Nikon · 35mm f/2 · Nikon F
Nikon Nikkor 35mm f/2 AI
For years the argument among Nikon shooters was this lens versus the 35mm f/1.4. The f/1.4 buys you a stop and a more pictorial look wide open, but it also buys you softness, coma, and a price that has crept up year after year. The f/2 AI is the practical answer. It is small, it is cheap on the used market, and stopped to f/4 or f/5.6 it is very sharp across the frame and competitive with Nikon's other 35s of the era. Most people who actually carry a 35 daily end up here, not on the f/1.4.
At f/2 the center is already sharp, the corners trail a little, and there is some focus shift and a touch of field curvature you learn to live with.
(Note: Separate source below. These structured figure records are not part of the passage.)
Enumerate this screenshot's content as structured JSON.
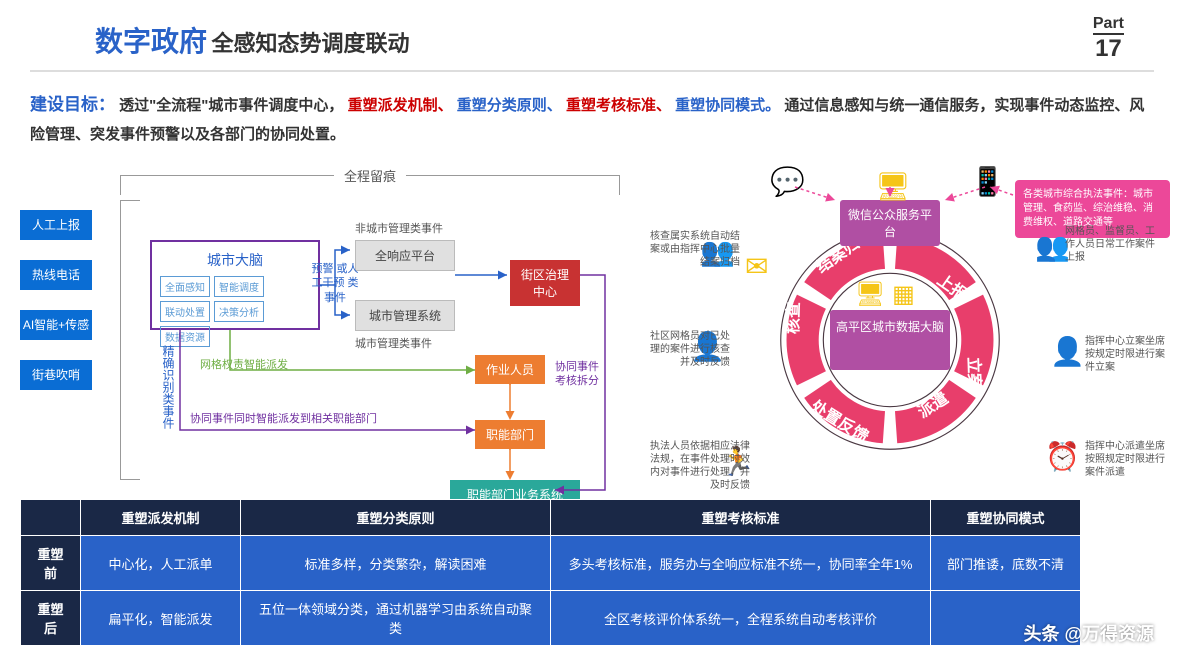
{
  "header": {
    "title_main": "数字政府",
    "title_sub": "全感知态势调度联动",
    "part_label": "Part",
    "part_num": "17"
  },
  "goal": {
    "label": "建设目标：",
    "t1": "透过\"全流程\"城市事件调度中心，",
    "r1": "重塑派发机制、",
    "r2": "重塑分类原则、",
    "r3": "重塑考核标准、",
    "r4": "重塑协同模式。",
    "t2": "通过信息感知与统一通信服务，实现事件动态监控、风险管理、突发事件预警以及各部门的协同处置。"
  },
  "left": {
    "bracket_top": "全程留痕",
    "inputs": [
      "人工上报",
      "热线电话",
      "AI智能+传感",
      "街巷吹哨"
    ],
    "brain": {
      "title": "城市大脑",
      "tags": [
        "全面感知",
        "智能调度",
        "联动处置",
        "决策分析",
        "数据资源"
      ]
    },
    "vtext_left": "精确识别类事件",
    "non_city_event": "非城市管理类事件",
    "resp_platform": "全响应平台",
    "city_mgmt_sys": "城市管理系统",
    "city_event": "城市管理类事件",
    "prewarning": "预警 或人工干预 类事件",
    "green_line": "网格权责智能派发",
    "purple_line": "协同事件同时智能派发到相关职能部门",
    "district": "街区治理中心",
    "worker": "作业人员",
    "dept": "职能部门",
    "dept_sys": "职能部门业务系统",
    "split_label": "协同事件考核拆分"
  },
  "right": {
    "wechat": "微信公众服务平台",
    "center": "高平区城市数据大脑",
    "callout": "各类城市综合执法事件：城市管理、食药监、综治维稳、消费维权、道路交通等",
    "segments": [
      "上报",
      "立案",
      "派遣",
      "处置反馈",
      "核查",
      "结案归档"
    ],
    "colors": {
      "seg": "#e83e6b",
      "ring_bg": "#4a3842"
    },
    "notes": {
      "n1": "核查属实系统自动结案或由指挥中心批量结案归档",
      "n2": "网格员、监督员、工作人员日常工作案件上报",
      "n3": "指挥中心立案坐席按规定时限进行案件立案",
      "n4": "社区网格员对已处理的案件进行核查并及时反馈",
      "n5": "指挥中心派遣坐席按照规定时限进行案件派遣",
      "n6": "执法人员依据相应法律法规，在事件处理时效内对事件进行处理，并及时反馈"
    }
  },
  "table": {
    "headers": [
      "",
      "重塑派发机制",
      "重塑分类原则",
      "重塑考核标准",
      "重塑协同模式"
    ],
    "rows": [
      {
        "label": "重塑前",
        "cells": [
          "中心化，人工派单",
          "标准多样，分类繁杂，解读困难",
          "多头考核标准，服务办与全响应标准不统一，协同率全年1%",
          "部门推诿，底数不清"
        ]
      },
      {
        "label": "重塑后",
        "cells": [
          "扁平化，智能派发",
          "五位一体领域分类，通过机器学习由系统自动聚类",
          "全区考核评价体系统一，全程系统自动考核评价",
          ""
        ]
      }
    ]
  },
  "watermark": "头条 @万得资源"
}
Contrast is moderate. The AI version is multi-coated, so its backlight behavior is cleaner than the earlier pre-AI Nikkor-O single-coated examples that some shooters chase for their flare. Stop down to f/5.6 and the frame sharpens up evenly, edge to edge, with the kind of bite that made it a reportage tool. The drawing is neutral. No swirl, no nervous bokeh, just smooth out-of-focus areas that get a little busier under hard backlight.
The design is a classic retrofocus wide, which is why it stays compact and focuses close while clearing the F-mount mirror box. It takes the standard Nikon 52mm filter thread, the same as the 50mm primes, so one set of filters covers your normal kit. That matters if you shoot black and white with a yellow or orange filter, or stack an ND for slow water. Worth noting on dates: the spec window covers the broader 35mm f/2 lineage, but the AI variant proper was a late-1970s run before the AI-S took over.
It earned a reputation as a reportage lens, the sort of 35 documentary and street shooters reached for after their 50 because it was light, took a beating, and gave context without the distortion of a 28. That framing on full-frame 35mm has always been the genre standard.
The honest weakness is the maximum aperture. f/2 is quick, but on slow film in interiors or at concerts the f/1.4 or a modern f/1.8 will get you frames this one cannot. There is also sample variation across the long production run, and plenty of copies have stiff or greasy helicoids by now that want a service.
Today it is one of the better value pickups in the Nikon system. People cross-shop it against the f/1.4 AI-S and the cheaper 35mm f/2.5 Series E, and the f/2 usually wins on balance of price, size, and across-the-frame performance. The speed is the point in low light: at f/2 you can meter and shoot handheld where a slower wide forces a tripod, and Zone Light Meter will hold that wide-open reading steady so you can place your shadows before the scene drops below hand-holdable shutter speeds.
How the app handles this lens
- Metering: Max aperture f/2. Meter wide open in dim light, then the app holds the reading while you stop down to your taking aperture.
- Shutter: The shutter is in the body (focal plane), so flash sync tops out at the camera's X-sync speed. The app's exposure pairs respect whatever speed you set.
- Filters: Takes 52mm filters. Dial an ND or polariser factor into the app and the metered exposure shifts to match.